If we define a swap (or transposition) to be the operation of interchanging two items in a permutation, then the relation R = "can be reached by an even number of swaps from" is an equivalence relation on the set of permutations of n objects. It divides the set into two equivalence classes, one "even" and one "odd".

It is not very hard to see that the relation is an equivalence relation. However it is not so obvious that there really are two distinct equivalence classes. To prove this we need to show that a product of an odd number of swaps cannot also be written as a product of an even number of swaps.
We can use induction to prove that if we start with a permutation p and perform k swaps and after that return to the original permutation p, then k is even. Thus it is not possible to go from p to some other permutation q both with an even and an odd number of swaps, because then we could go from p to q and then back to p with an odd number of swaps.

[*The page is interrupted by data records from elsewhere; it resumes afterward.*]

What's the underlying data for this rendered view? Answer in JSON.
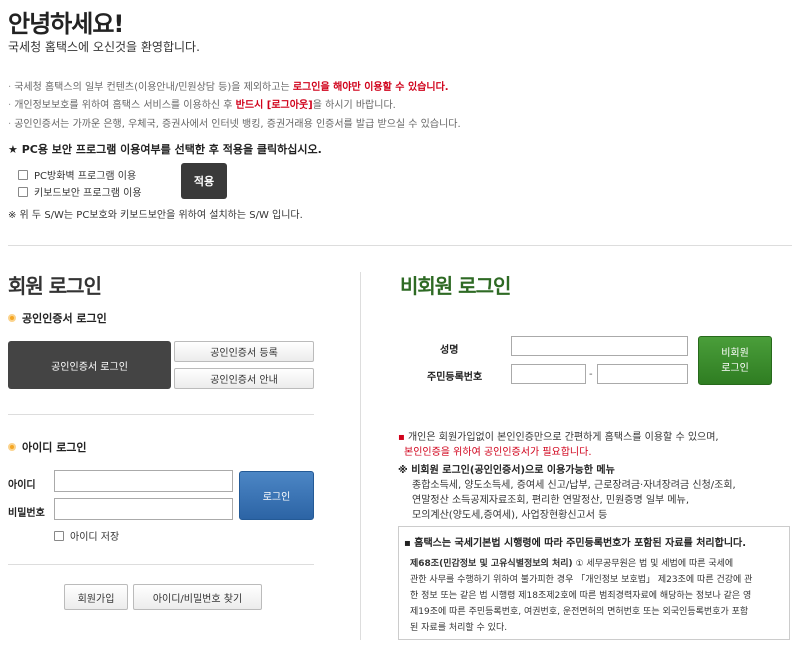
{
  "greeting": {
    "title": "안녕하세요!",
    "subtitle": "국세청 홈택스에 오신것을 환영합니다."
  },
  "notices": [
    {
      "pre": "국세청 홈택스의 일부 컨텐츠(이용안내/민원상담 등)을 제외하고는 ",
      "red": "로그인을 해야만 이용할 수 있습니다.",
      "post": ""
    },
    {
      "pre": "개인정보보호를 위하여 홈택스 서비스를 이용하신 후 ",
      "red": "반드시 [로그아웃]",
      "post": "을 하시기 바랍니다."
    },
    {
      "pre": "공인인증서는 가까운 은행, 우체국, 증권사에서 인터넷 뱅킹, 증권거래용 인증서를 발급 받으실 수 있습니다.",
      "red": "",
      "post": ""
    }
  ],
  "security": {
    "heading": "★ PC용 보안 프로그램 이용여부를 선택한 후 적용을 클릭하십시오.",
    "firewall_label": "PC방화벽 프로그램 이용",
    "keyboard_label": "키보드보안 프로그램 이용",
    "apply_label": "적용",
    "note": "※ 위 두 S/W는 PC보호와 키보드보안을 위하여 설치하는 S/W 입니다."
  },
  "member": {
    "title": "회원 로그인",
    "cert_section": "공인인증서 로그인",
    "cert_login_label": "공인인증서 로그인",
    "cert_register_label": "공인인증서 등록",
    "cert_guide_label": "공인인증서 안내",
    "id_section": "아이디 로그인",
    "id_label": "아이디",
    "pw_label": "비밀번호",
    "id_value": "",
    "pw_value": "",
    "login_label": "로그인",
    "save_id_label": "아이디 저장",
    "join_label": "회원가입",
    "find_label": "아이디/비밀번호 찾기"
  },
  "guest": {
    "title": "비회원 로그인",
    "name_label": "성명",
    "rrn_label": "주민등록번호",
    "rrn_dash": "-",
    "login_line1": "비회원",
    "login_line2": "로그인",
    "note1": "개인은 회원가입없이 본인인증만으로 간편하게 홈택스를 이용할 수 있으며,",
    "note2": "본인인증을 위하여 공인인증서가 필요합니다.",
    "services_head": "※ 비회원 로그인(공인인증서)으로 이용가능한 메뉴",
    "services": [
      "종합소득세, 양도소득세, 증여세 신고/납부, 근로장려금·자녀장려금 신청/조회,",
      "연말정산 소득공제자료조회, 편리한 연말정산, 민원증명 일부 메뉴,",
      "모의계산(양도세,증여세), 사업장현황신고서 등"
    ],
    "box_head": "▪ 홈택스는 국세기본법 시행령에 따라 주민등록번호가 포함된 자료를 처리합니다.",
    "box_bold": "제68조(민감정보 및 고유식별정보의 처리)",
    "box_lines": [
      " ① 세무공무원은 법 및 세법에 따른 국세에",
      "관한 사무를 수행하기 위하여 불가피한 경우 「개인정보 보호법」 제23조에 따른 건강에 관",
      "한 정보 또는 같은 법 시행령 제18조제2호에 따른 범죄경력자료에 해당하는 정보나 같은 영",
      "제19조에 따른 주민등록번호, 여권번호, 운전면허의 면허번호 또는 외국인등록번호가 포함",
      "된 자료를 처리할 수 있다."
    ]
  }
}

Now, there clearly are permutations that can be reached by an odd number of swaps, and thus cannot be reached by an even number of swaps.

This has an implication for eg. the 15 game. In every move you swap the empty field and a tile, so if the permutation of the tiles is "odd" the tiles can never be arranged correctly.
The notion of parity for permutations can be encoded with the ε-notation: Let ε(x1, x2, ..., xn) = 1 if x1 , x2, ..., xn is an even permutation of 1, 2, ..., n and -1 if it is an odd permutation. The map ε : Sn -> {1,-1} is a group homomorphism, and its kernel is the alternating group.